Complexity Comparison
| Approach | Time Complexity | Optimality | Practical Use |
|---|---|---|---|
| Exact (branch-and-bound) | O(n! / symmetries) | Proven optimal | Feasible for n < 20-30 |
| MILP | Exponential worst case | Proven optimal | Feasible for n < 50-100 |
| Nearest neighbor heuristic | O(n²) | 15-25% from optimal | Very fast, poor quality |
| PARALLEL_CHEAPEST_INSERTION | O(n² × V) | 10-20% from optimal | Fast, reasonable quality |
| GLS metaheuristic (our choice) | O(n²) per iteration, time-bounded | 1-5% from optimal | Best balance of speed and quality in our case |
| Genetic algorithms | O(P × n² × G) | Variable | Slower convergence for VRP |
Solution Extraction
After solving, the SolutionExtractor walks each vehicle's route to build MissionAssignment messages:
- Start at depot, follow the route until return to depot
- Classify each node:
DEPOT_START,WAREHOUSE_PICKUP,HOSPITAL_DELIVERY,DEPOT_RETURN - Compute aggregate metrics (total distance, time, battery consumption)
- Skip idle drones (routes with only depot-start and depot-return)

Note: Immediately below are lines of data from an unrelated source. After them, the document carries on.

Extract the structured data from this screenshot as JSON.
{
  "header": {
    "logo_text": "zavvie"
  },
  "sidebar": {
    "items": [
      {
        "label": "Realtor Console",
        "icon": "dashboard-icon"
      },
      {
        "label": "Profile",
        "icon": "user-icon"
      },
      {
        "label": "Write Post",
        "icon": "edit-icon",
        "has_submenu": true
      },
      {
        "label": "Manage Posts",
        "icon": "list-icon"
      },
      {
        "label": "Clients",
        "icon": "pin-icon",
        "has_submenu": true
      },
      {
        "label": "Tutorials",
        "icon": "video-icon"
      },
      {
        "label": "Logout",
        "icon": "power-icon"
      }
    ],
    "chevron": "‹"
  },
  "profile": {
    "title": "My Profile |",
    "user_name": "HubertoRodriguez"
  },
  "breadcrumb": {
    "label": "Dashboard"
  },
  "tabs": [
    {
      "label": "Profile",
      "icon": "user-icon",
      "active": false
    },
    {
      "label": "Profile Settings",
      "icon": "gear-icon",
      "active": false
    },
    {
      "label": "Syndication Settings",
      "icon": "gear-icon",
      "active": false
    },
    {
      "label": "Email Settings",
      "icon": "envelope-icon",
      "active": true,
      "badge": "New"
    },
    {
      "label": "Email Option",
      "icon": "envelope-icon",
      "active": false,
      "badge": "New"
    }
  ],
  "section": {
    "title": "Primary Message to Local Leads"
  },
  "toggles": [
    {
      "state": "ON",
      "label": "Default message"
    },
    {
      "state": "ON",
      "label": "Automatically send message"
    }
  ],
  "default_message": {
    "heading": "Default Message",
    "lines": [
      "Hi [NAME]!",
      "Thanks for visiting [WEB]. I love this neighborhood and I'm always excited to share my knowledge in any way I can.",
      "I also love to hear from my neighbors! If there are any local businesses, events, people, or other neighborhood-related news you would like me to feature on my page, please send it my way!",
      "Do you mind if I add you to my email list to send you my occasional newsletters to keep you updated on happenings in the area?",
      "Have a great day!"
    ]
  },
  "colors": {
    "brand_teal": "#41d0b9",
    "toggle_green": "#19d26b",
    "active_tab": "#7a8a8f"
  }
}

A typical single-order route: DEPOT_START → WAREHOUSE_PICKUP → HOSPITAL_DELIVERY → DEPOT_RETURN
A multi-order route alternates pickups and deliveries:
DEPOT_START → WAREHOUSE_PICKUP → HOSPITAL_DELIVERY
→ WAREHOUSE_PICKUP → HOSPITAL_DELIVERY
→ DEPOT_RETURN
Data Model
Input (OptimizationSnapshot):
| Field | Type | Description |
|---|---|---|
session_id |
string | Unique identifier for this optimization cycle |
timestamp |
Timestamp | When the snapshot was created |
depot |
Depot | Main depot (start/end point for all drones) |
drones |
List[Drone] | Available IDLE drones with position, battery, consumption rate |
orders |
List[Order] | PENDING delivery orders with location, priority, product type |
warehouses |
List[Warehouse] | Pickup locations with authorized product types |
Output (MissionAssignment):
| Field | Type | Description |
|---|---|---|
drone_id |
string | The assigned drone |
order_ids |
List[string] | Orders fulfilled in this mission |
route |
List[Waypoint] | Ordered sequence of waypoints with type, position, references |
estimated_battery_consumption |
double | Total estimated battery usage (%) |
estimated_duration_minutes |
double | Total estimated flight duration |
Practical Performance
With the current seed data (5 drones, 18 orders, 2 warehouses = 37 nodes), the solver finds a high-quality solution well within the 10-second time limit. The system is designed to scale to the MVP target of 50-100 drones with hundreds of orders by adjusting the time limit and potentially sharding the problem geographically.